Si une partie à un accord de principe contrevient aux obligations qui en découlent ou rompt l’accord de principe, elle se rend coupable d’une faute contractuelle qui, si elle occasionne un dommage à l’autre partie, peut donner lieu à indemnisation du préjudice qui en résulte.
Ce dommage peut se composer, sans être exhaustif : des frais encourus inutilement dans le cadre des négociations, de la perte du bénéfice net escompté si la transaction avait abouti (ou, à tout le moins, de la perte de chance de réaliser ce bénéfice net) et, enfin, mais plus rarement, du profit et des avantages que l’auteur de la rupture a retirés des négociations.
Bien entendu, il convient, pour chacun de ces postes du dommage, d’apporter, pièces à l’appui, la preuve qu’il existe et celle de son ampleur.
Que vous n’ayez pas encore signé de contrat ou que les négociations auxquelles vous participez n’aient pas encore abouti, n’induit pas pour autant que vous ne soyez pas déjà « engagé ». Engagé, à agir loyalement et de bonne foi et surtout, à ne pas faire naître ou entretenir dans le chef de ce partenaire des espoirs que vous savez sans fondement et donc illusoires.
Me Chloé Nols, avocate du barreau de Liège-Huy
Reférences
[1] Cour d’appel Luxembourg, 4e ch., 21 mai 2014, DAOR, 2017/1, n° 121, p.79-85 ; Comm. Bruxelles (13e ch.), 24 juin 1985, J.T. 1986, p.236.
[2] D. LECLERCQ, Les conventions de cession d’actions – Analyse juridique et conseil pratiques de rédaction, sous la direction d’O. CAPRASSE, Larcier, 2e éd., 2017, pp. 38-40.
[3] BERLINGIN, M., Le sort des actes d'exécution précédant l'accord des parties quant aux éléments essentiels et substantiels du contrat, R.G.D.C. 2006, liv. 8, p. 449-455 ; M. BERLINGIN, « La formation dynamique du contrat de vente », in Vente – Commentaires pratiques, Kluwer, 2007, pp. 26-27.
[4] D. PHILIPPE, Formation des contrats – Commentaire.
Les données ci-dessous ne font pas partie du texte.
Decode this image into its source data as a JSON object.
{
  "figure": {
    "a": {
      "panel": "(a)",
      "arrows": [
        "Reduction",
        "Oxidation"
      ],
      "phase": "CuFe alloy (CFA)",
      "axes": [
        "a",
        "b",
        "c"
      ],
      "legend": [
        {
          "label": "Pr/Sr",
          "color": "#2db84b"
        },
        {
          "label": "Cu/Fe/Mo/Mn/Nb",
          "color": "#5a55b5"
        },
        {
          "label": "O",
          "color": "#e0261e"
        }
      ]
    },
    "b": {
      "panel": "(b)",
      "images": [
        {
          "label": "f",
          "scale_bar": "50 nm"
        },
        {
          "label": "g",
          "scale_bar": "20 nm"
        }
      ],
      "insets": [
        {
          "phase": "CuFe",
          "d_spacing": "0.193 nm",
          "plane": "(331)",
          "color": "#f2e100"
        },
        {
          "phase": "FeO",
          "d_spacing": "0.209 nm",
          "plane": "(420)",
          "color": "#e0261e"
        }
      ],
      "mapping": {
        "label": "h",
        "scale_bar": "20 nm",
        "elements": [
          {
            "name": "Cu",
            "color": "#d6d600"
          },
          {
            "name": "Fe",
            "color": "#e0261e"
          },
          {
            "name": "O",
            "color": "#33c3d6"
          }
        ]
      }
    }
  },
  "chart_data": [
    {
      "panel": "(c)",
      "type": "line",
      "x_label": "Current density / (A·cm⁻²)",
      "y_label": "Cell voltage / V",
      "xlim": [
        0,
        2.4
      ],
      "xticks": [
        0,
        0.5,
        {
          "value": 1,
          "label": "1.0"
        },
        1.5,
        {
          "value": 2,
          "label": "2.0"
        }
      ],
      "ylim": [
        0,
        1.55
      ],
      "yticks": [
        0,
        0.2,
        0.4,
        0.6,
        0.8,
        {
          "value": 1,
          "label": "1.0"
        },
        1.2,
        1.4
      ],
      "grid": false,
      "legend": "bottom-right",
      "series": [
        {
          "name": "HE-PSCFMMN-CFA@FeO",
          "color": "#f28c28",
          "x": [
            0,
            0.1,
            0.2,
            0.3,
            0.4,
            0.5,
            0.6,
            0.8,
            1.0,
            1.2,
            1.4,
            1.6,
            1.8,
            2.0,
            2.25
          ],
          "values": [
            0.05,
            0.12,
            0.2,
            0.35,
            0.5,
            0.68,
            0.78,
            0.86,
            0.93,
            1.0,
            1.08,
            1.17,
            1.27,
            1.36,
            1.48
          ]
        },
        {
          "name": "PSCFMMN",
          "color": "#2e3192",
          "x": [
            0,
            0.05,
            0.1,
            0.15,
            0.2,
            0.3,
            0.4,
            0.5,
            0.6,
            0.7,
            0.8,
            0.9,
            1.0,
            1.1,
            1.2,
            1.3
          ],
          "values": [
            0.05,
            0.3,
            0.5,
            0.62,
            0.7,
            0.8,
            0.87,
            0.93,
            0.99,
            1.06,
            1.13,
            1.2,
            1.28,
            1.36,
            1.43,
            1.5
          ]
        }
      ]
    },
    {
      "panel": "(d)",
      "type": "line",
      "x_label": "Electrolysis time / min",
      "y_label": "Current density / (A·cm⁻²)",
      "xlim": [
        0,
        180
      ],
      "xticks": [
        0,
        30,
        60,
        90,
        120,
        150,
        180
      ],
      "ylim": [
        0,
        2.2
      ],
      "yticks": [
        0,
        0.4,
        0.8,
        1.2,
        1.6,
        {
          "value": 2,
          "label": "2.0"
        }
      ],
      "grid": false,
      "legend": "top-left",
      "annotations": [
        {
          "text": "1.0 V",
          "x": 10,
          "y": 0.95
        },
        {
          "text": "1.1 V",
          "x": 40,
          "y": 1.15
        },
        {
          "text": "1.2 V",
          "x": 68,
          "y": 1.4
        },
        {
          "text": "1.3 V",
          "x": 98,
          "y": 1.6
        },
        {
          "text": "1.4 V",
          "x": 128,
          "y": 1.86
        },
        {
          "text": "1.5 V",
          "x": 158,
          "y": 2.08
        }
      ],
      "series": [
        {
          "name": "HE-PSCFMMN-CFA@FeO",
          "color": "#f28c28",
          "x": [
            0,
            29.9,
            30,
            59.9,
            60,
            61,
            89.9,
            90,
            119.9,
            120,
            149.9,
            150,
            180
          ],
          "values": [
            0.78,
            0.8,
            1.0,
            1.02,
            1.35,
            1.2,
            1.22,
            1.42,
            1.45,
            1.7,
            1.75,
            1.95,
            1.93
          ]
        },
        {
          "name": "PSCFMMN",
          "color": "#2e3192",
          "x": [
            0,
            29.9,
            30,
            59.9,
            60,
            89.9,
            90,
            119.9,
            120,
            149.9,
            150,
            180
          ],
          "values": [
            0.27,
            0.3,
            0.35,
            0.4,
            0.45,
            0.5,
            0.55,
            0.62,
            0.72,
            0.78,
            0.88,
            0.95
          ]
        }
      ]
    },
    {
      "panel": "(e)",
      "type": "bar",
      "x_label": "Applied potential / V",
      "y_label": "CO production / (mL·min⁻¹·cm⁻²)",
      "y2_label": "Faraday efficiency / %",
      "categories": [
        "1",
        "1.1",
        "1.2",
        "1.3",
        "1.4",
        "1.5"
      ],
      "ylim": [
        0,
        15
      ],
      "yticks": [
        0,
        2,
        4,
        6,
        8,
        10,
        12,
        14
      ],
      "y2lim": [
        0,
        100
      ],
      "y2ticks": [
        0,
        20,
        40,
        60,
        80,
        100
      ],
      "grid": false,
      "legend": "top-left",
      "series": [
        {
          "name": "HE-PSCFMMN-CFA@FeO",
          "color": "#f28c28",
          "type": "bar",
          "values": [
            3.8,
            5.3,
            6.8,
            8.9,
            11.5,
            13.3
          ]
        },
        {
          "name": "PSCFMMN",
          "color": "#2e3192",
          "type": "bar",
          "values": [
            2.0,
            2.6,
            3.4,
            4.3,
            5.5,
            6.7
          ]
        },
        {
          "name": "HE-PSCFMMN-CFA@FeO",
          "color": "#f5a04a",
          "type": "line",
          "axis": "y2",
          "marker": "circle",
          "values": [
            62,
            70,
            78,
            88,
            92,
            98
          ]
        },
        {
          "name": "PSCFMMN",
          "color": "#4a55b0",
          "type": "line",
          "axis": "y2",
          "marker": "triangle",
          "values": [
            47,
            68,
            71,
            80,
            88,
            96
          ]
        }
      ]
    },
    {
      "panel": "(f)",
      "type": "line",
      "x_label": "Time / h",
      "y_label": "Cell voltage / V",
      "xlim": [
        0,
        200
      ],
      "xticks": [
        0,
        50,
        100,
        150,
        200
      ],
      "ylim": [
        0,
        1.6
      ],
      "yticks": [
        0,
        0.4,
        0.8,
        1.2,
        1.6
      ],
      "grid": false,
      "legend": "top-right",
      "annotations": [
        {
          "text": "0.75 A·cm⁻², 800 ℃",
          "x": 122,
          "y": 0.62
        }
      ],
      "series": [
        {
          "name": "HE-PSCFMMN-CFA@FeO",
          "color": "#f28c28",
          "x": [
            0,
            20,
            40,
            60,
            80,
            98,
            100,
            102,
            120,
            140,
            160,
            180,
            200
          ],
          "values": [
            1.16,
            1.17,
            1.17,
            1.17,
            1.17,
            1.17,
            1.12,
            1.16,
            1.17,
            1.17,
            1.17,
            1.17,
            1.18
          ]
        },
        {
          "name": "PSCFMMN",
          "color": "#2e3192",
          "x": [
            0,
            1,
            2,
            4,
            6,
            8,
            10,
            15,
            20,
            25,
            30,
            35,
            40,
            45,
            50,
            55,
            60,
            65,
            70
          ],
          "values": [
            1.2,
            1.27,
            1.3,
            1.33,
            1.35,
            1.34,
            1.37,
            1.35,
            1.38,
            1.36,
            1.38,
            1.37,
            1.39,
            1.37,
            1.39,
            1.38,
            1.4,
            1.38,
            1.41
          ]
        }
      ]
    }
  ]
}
Cour d’appel de Luxembourg (4e ch.), Kluwer, 21 mai 2014, DAOR, 2017/2, n° 122, p. 7 ; J. STICHELBAUT, S. MORTIER, « La période précontractuelle. La rencontre des consentements », in Obligations. Traité théorique et pratique, Wolter Kluwers, 2016, p. 9.
[5] Civ. Dinant (5e ch.), 16 février 1994, JLMB, 1995, p. 407.
[6] J. STICHELBAUT, S. MORTIER, « La période précontractuelle. La rencontre des consentements », in Obligations. Traité théorique et pratique, Wolter Kluwers, 2016, p. 7 ; Liège, 28 février 1997, J.L.M.B. 97/310.